Congressman Ted Lieu of California recently called for a bipartisan commission to make recommendations for an AI federal agency. That’s probably a good idea, but it will be slow to materialize, and when it does, it will be more concerned about public safety, like driverless cars and robotics. In the meantime, the National Endowment for the Humanities and the National Endowment for the Arts should get their heads together and make some labeling recommendations. With some guidance, artists could begin labeling their images, music, performances, prose, and poetry in order to create some transparency. Just as we have labels like “organic” on food, or “made in America” on goods, there could be a label that reads “made by humans.”
Why would AI companies bother to regulate themselves with labels and other rules and norms? Because humans are instinctively susceptible to authoritative voices (remember the Milgram experiment?).

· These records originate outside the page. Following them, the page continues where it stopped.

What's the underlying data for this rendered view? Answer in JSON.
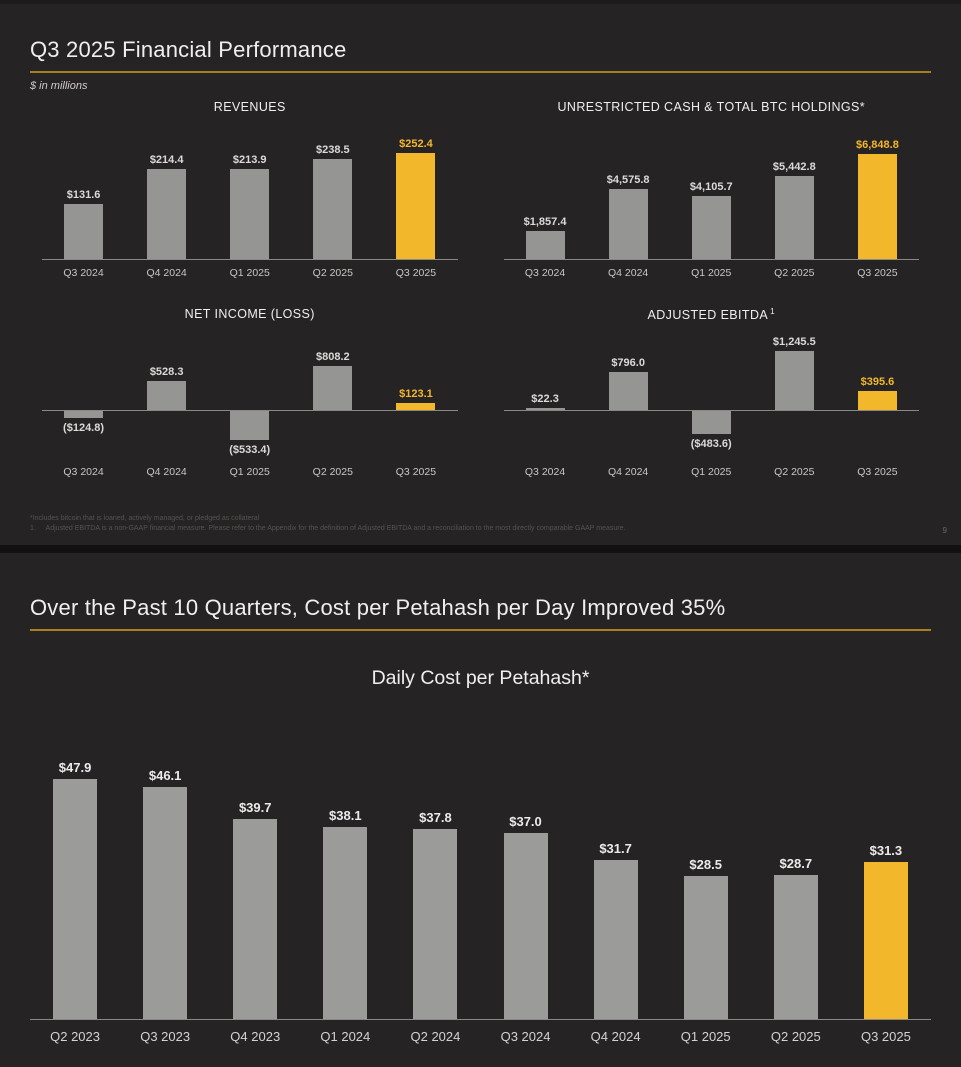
{
  "colors": {
    "gold": "#F3B72B",
    "gold_line": "#A8801F",
    "bar_gray": "#959593",
    "slide_bg": "#262324",
    "gap_bg": "#131112"
  },
  "slide1": {
    "title": "Q3 2025 Financial Performance",
    "units_note": "$ in millions",
    "footnote1": "*Includes bitcoin that is loaned, actively managed, or pledged as collateral",
    "footnote2": "1.     Adjusted EBITDA is a non-GAAP financial measure. Please refer to the Appendix for the definition of Adjusted EBITDA and a reconciliation to the most directly comparable GAAP measure.",
    "page_number": "9"
  },
  "slide2": {
    "title": "Over the Past 10 Quarters, Cost per Petahash per Day Improved 35%"
  },
  "chart_data": [
    {
      "id": "revenues",
      "type": "bar",
      "title": "REVENUES",
      "categories": [
        "Q3 2024",
        "Q4 2024",
        "Q1 2025",
        "Q2 2025",
        "Q3 2025"
      ],
      "values": [
        131.6,
        214.4,
        213.9,
        238.5,
        252.4
      ],
      "labels": [
        "$131.6",
        "$214.4",
        "$213.9",
        "$238.5",
        "$252.4"
      ],
      "highlight_index": 4,
      "units": "$ in millions",
      "legend": "none",
      "grid": false
    },
    {
      "id": "cash-btc-holdings",
      "type": "bar",
      "title": "UNRESTRICTED CASH & TOTAL BTC HOLDINGS*",
      "categories": [
        "Q3 2024",
        "Q4 2024",
        "Q1 2025",
        "Q2 2025",
        "Q3 2025"
      ],
      "values": [
        1857.4,
        4575.8,
        4105.7,
        5442.8,
        6848.8
      ],
      "labels": [
        "$1,857.4",
        "$4,575.8",
        "$4,105.7",
        "$5,442.8",
        "$6,848.8"
      ],
      "highlight_index": 4,
      "units": "$ in millions",
      "legend": "none",
      "grid": false
    },
    {
      "id": "net-income-loss",
      "type": "bar",
      "title": "NET INCOME (LOSS)",
      "categories": [
        "Q3 2024",
        "Q4 2024",
        "Q1 2025",
        "Q2 2025",
        "Q3 2025"
      ],
      "values": [
        -124.8,
        528.3,
        -533.4,
        808.2,
        123.1
      ],
      "labels": [
        "($124.8)",
        "$528.3",
        "($533.4)",
        "$808.2",
        "$123.1"
      ],
      "highlight_index": 4,
      "units": "$ in millions",
      "legend": "none",
      "grid": false
    },
    {
      "id": "adjusted-ebitda",
      "type": "bar",
      "title": "ADJUSTED EBITDA",
      "title_superscript": "1",
      "categories": [
        "Q3 2024",
        "Q4 2024",
        "Q1 2025",
        "Q2 2025",
        "Q3 2025"
      ],
      "values": [
        22.3,
        796.0,
        -483.6,
        1245.5,
        395.6
      ],
      "labels": [
        "$22.3",
        "$796.0",
        "($483.6)",
        "$1,245.5",
        "$395.6"
      ],
      "highlight_index": 4,
      "units": "$ in millions",
      "legend": "none",
      "grid": false
    },
    {
      "id": "daily-cost-per-petahash",
      "type": "bar",
      "title": "Daily Cost per Petahash*",
      "categories": [
        "Q2 2023",
        "Q3 2023",
        "Q4 2023",
        "Q1 2024",
        "Q2 2024",
        "Q3 2024",
        "Q4 2024",
        "Q1 2025",
        "Q2 2025",
        "Q3 2025"
      ],
      "values": [
        47.9,
        46.1,
        39.7,
        38.1,
        37.8,
        37.0,
        31.7,
        28.5,
        28.7,
        31.3
      ],
      "labels": [
        "$47.9",
        "$46.1",
        "$39.7",
        "$38.1",
        "$37.8",
        "$37.0",
        "$31.7",
        "$28.5",
        "$28.7",
        "$31.3"
      ],
      "highlight_index": 9,
      "units": "$ per petahash per day",
      "legend": "none",
      "grid": false
    }
  ]
}
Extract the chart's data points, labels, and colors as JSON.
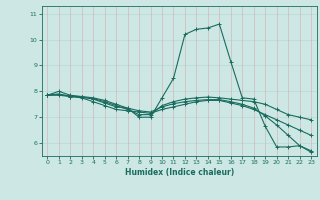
{
  "xlabel": "Humidex (Indice chaleur)",
  "background_color": "#cde8e4",
  "line_color": "#1a6b5e",
  "grid_color_h": "#b8d8d4",
  "grid_color_v": "#d4b8b8",
  "xlim": [
    -0.5,
    23.5
  ],
  "ylim": [
    5.5,
    11.3
  ],
  "yticks": [
    6,
    7,
    8,
    9,
    10,
    11
  ],
  "xticks": [
    0,
    1,
    2,
    3,
    4,
    5,
    6,
    7,
    8,
    9,
    10,
    11,
    12,
    13,
    14,
    15,
    16,
    17,
    18,
    19,
    20,
    21,
    22,
    23
  ],
  "lines": [
    {
      "x": [
        0,
        1,
        2,
        3,
        4,
        5,
        6,
        7,
        8,
        9,
        10,
        11,
        12,
        13,
        14,
        15,
        16,
        17,
        18,
        19,
        20,
        21,
        22,
        23
      ],
      "y": [
        7.85,
        8.0,
        7.85,
        7.8,
        7.75,
        7.65,
        7.5,
        7.35,
        7.0,
        7.0,
        7.75,
        8.5,
        10.2,
        10.4,
        10.45,
        10.6,
        9.15,
        7.75,
        7.7,
        6.65,
        5.85,
        5.85,
        5.9,
        5.7
      ]
    },
    {
      "x": [
        0,
        1,
        2,
        3,
        4,
        5,
        6,
        7,
        8,
        9,
        10,
        11,
        12,
        13,
        14,
        15,
        16,
        17,
        18,
        19,
        20,
        21,
        22,
        23
      ],
      "y": [
        7.85,
        7.85,
        7.8,
        7.78,
        7.72,
        7.6,
        7.45,
        7.3,
        7.1,
        7.1,
        7.45,
        7.6,
        7.7,
        7.75,
        7.78,
        7.75,
        7.7,
        7.65,
        7.6,
        7.5,
        7.3,
        7.1,
        7.0,
        6.9
      ]
    },
    {
      "x": [
        0,
        1,
        2,
        3,
        4,
        5,
        6,
        7,
        8,
        9,
        10,
        11,
        12,
        13,
        14,
        15,
        16,
        17,
        18,
        19,
        20,
        21,
        22,
        23
      ],
      "y": [
        7.85,
        7.9,
        7.8,
        7.75,
        7.6,
        7.45,
        7.3,
        7.25,
        7.2,
        7.15,
        7.3,
        7.4,
        7.5,
        7.6,
        7.65,
        7.65,
        7.55,
        7.45,
        7.3,
        7.1,
        6.9,
        6.7,
        6.5,
        6.3
      ]
    },
    {
      "x": [
        0,
        1,
        2,
        3,
        4,
        5,
        6,
        7,
        8,
        9,
        10,
        11,
        12,
        13,
        14,
        15,
        16,
        17,
        18,
        19,
        20,
        21,
        22,
        23
      ],
      "y": [
        7.85,
        7.88,
        7.82,
        7.78,
        7.7,
        7.55,
        7.4,
        7.35,
        7.25,
        7.2,
        7.4,
        7.52,
        7.6,
        7.65,
        7.68,
        7.68,
        7.6,
        7.5,
        7.35,
        7.05,
        6.7,
        6.3,
        5.9,
        5.65
      ]
    }
  ]
}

It’s only a matter of time before AI, posing as a human “thou,” causes someone to engage in harmful action. (An Alexa once challenged a 10-year-old girl to touch a penny to an electrical outlet.) Very expensive lawsuits will follow, so it will be in the interest of tech companies to enact ethical initiatives (like labels) to protect both consumers from manipulation and businesses from bankruptcy.
I admit that a “made by humans” label seems weird and like something from a Philip K. Dick novel, but at least people who still want to have an I-Thou relationship with art and media will have a choice to do so. Artists might benefit from a new cultural activism that advocates for their value and their rights. And if we get out ahead of the bots — even with something as trite as a label — we might help salvage a deep trust we never even noticed was slipping away.